5.1 Roadmap for the Adoption of Generative AI
AI integration must be planned. If done haphazardly, it exposes the company to major legal and financial risks.
5.1.1 Risks of Shadow AI
Shadow AI refers to the use of AI tools by employees without company approval or oversight.
Why is this dangerous?
- Security: sensitive data leaks to public tools.
- Legal: licensing issues (who owns the generated code?).
- Quality: no validation of generated results.
Red thread: MagicFridge
Before the official implementation of GUS, an impatient developer secretly used a free online AI to fix his bugs. He copy-pasted the entire source code of the payment module.
Consequence: MagicFridge's proprietary code potentially ends up in a third-party company's training database.
5.1.2 Key Aspects of a GenAI Strategy
To succeed, the strategy must define:
- Objectives: what do we want to improve? (Speed? Coverage? Cost?).
- Compliance: adherence to GDPR and the AI Act.
- Data quality: AI cannot test well if input specifications are bad ("Garbage In, Garbage Out").
5.1.3 Selecting Models: LLM vs. SLM
It is not just about the giants (Gemini, GPT-5, Claude 3).
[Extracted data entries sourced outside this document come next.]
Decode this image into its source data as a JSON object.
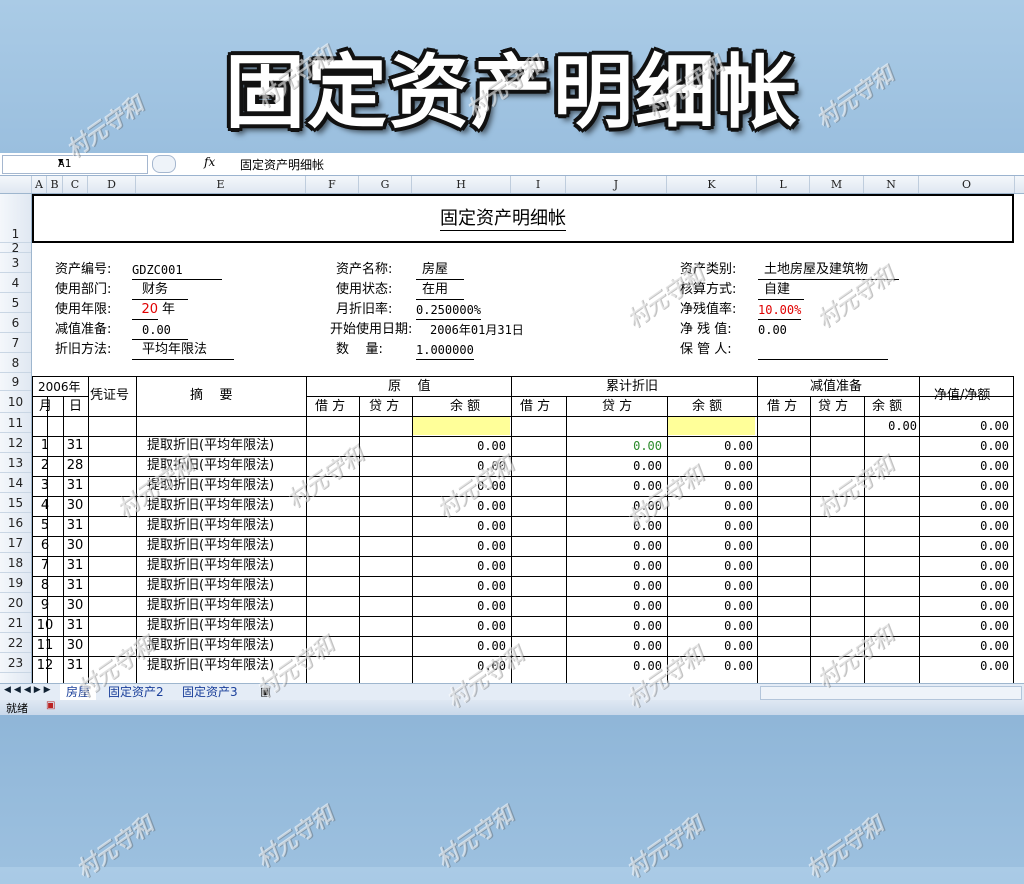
{
  "banner_title": "固定资产明细帐",
  "formula_bar": {
    "name_box": "A1",
    "fx": "fx",
    "content": "固定资产明细帐"
  },
  "columns": [
    "A",
    "B",
    "C",
    "D",
    "E",
    "F",
    "G",
    "H",
    "I",
    "J",
    "K",
    "L",
    "M",
    "N",
    "O"
  ],
  "rows": [
    "1",
    "2",
    "3",
    "4",
    "5",
    "6",
    "7",
    "8",
    "9",
    "10",
    "11",
    "12",
    "13",
    "14",
    "15",
    "16",
    "17",
    "18",
    "19",
    "20",
    "21",
    "22",
    "23"
  ],
  "sheet_title": "固定资产明细帐",
  "info": {
    "asset_no_label": "资产编号:",
    "asset_no": "GDZC001",
    "asset_name_label": "资产名称:",
    "asset_name": "房屋",
    "asset_cat_label": "资产类别:",
    "asset_cat": "土地房屋及建筑物",
    "dept_label": "使用部门:",
    "dept": "财务",
    "status_label": "使用状态:",
    "status": "在用",
    "calc_label": "核算方式:",
    "calc": "自建",
    "years_label": "使用年限:",
    "years": "20",
    "years_unit": "年",
    "rate_label": "月折旧率:",
    "rate": "0.250000%",
    "residual_label": "净残值率:",
    "residual": "10.00%",
    "impair_label": "减值准备:",
    "impair": "0.00",
    "start_label": "开始使用日期:",
    "start": "2006年01月31日",
    "net_residual_label": "净 残 值:",
    "net_residual": "0.00",
    "method_label": "折旧方法:",
    "method": "平均年限法",
    "qty_label": "数    量:",
    "qty": "1.000000",
    "keeper_label": "保 管 人:"
  },
  "table_header": {
    "year": "2006年",
    "month": "月",
    "day": "日",
    "voucher": "凭证号",
    "summary": "摘    要",
    "orig": "原    值",
    "accum": "累计折旧",
    "impair": "减值准备",
    "net": "净值/净额",
    "debit": "借 方",
    "credit": "贷 方",
    "balance": "余 额",
    "balance2": "余  额"
  },
  "row11": {
    "n": "0.00",
    "o": "0.00"
  },
  "entries": [
    {
      "m": "1",
      "d": "31",
      "s": "提取折旧(平均年限法)",
      "h": "0.00",
      "j": "0.00",
      "k": "0.00",
      "o": "0.00"
    },
    {
      "m": "2",
      "d": "28",
      "s": "提取折旧(平均年限法)",
      "h": "0.00",
      "j": "0.00",
      "k": "0.00",
      "o": "0.00"
    },
    {
      "m": "3",
      "d": "31",
      "s": "提取折旧(平均年限法)",
      "h": "0.00",
      "j": "0.00",
      "k": "0.00",
      "o": "0.00"
    },
    {
      "m": "4",
      "d": "30",
      "s": "提取折旧(平均年限法)",
      "h": "0.00",
      "j": "0.00",
      "k": "0.00",
      "o": "0.00"
    },
    {
      "m": "5",
      "d": "31",
      "s": "提取折旧(平均年限法)",
      "h": "0.00",
      "j": "0.00",
      "k": "0.00",
      "o": "0.00"
    },
    {
      "m": "6",
      "d": "30",
      "s": "提取折旧(平均年限法)",
      "h": "0.00",
      "j": "0.00",
      "k": "0.00",
      "o": "0.00"
    },
    {
      "m": "7",
      "d": "31",
      "s": "提取折旧(平均年限法)",
      "h": "0.00",
      "j": "0.00",
      "k": "0.00",
      "o": "0.00"
    },
    {
      "m": "8",
      "d": "31",
      "s": "提取折旧(平均年限法)",
      "h": "0.00",
      "j": "0.00",
      "k": "0.00",
      "o": "0.00"
    },
    {
      "m": "9",
      "d": "30",
      "s": "提取折旧(平均年限法)",
      "h": "0.00",
      "j": "0.00",
      "k": "0.00",
      "o": "0.00"
    },
    {
      "m": "10",
      "d": "31",
      "s": "提取折旧(平均年限法)",
      "h": "0.00",
      "j": "0.00",
      "k": "0.00",
      "o": "0.00"
    },
    {
      "m": "11",
      "d": "30",
      "s": "提取折旧(平均年限法)",
      "h": "0.00",
      "j": "0.00",
      "k": "0.00",
      "o": "0.00"
    },
    {
      "m": "12",
      "d": "31",
      "s": "提取折旧(平均年限法)",
      "h": "0.00",
      "j": "0.00",
      "k": "0.00",
      "o": "0.00"
    }
  ],
  "tabs": [
    "房屋",
    "固定资产2",
    "固定资产3"
  ],
  "status_text": "就绪",
  "watermark": "村元守和"
}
The syllabus introduces an important distinction for the exam:
- LLM (Large Language Model): huge, generalist models, very "intelligent" but slow and expensive.
- SLM (Small Language Model): compact models, fewer parameters, faster, cheaper, and hostable locally.
Selection criteria: model performance, recurring cost, fine-tuning potential, community and support.
Red thread: MagicFridge
The MagicFridge CTO must choose models for two tasks:
- Task A: creative recipe brainstorming.
- Choice: LLM (e.g., Gemini). Need for creativity and immense general knowledge. The cost is acceptable as it is occasional.
- Task B: code completion for developers.
- Choice: SLM (e.g., a specialized model with 7 billion parameters). It must be ultra-fast (milliseconds) and run locally to prevent code leaks.
5.1.4 Adoption Phases
The ISTQB defines 3 classic phases:
- Discovery: awareness, training, isolated PoCs (Proof of Concept).
- Initiation and usage definition: selection of priority use cases, infrastructure setup (RAG).
- Utilization and iteration: widespread deployment, ROI measurement, continuous improvement.
🎓 Syllabus point (key takeaways)
- Shadow AI: security enemy #1.
- Strategy: must include clear objectives and a strict data policy.
- Selection: do not neglect SLMs (Small Language Models) for specific tasks requiring speed and confidentiality.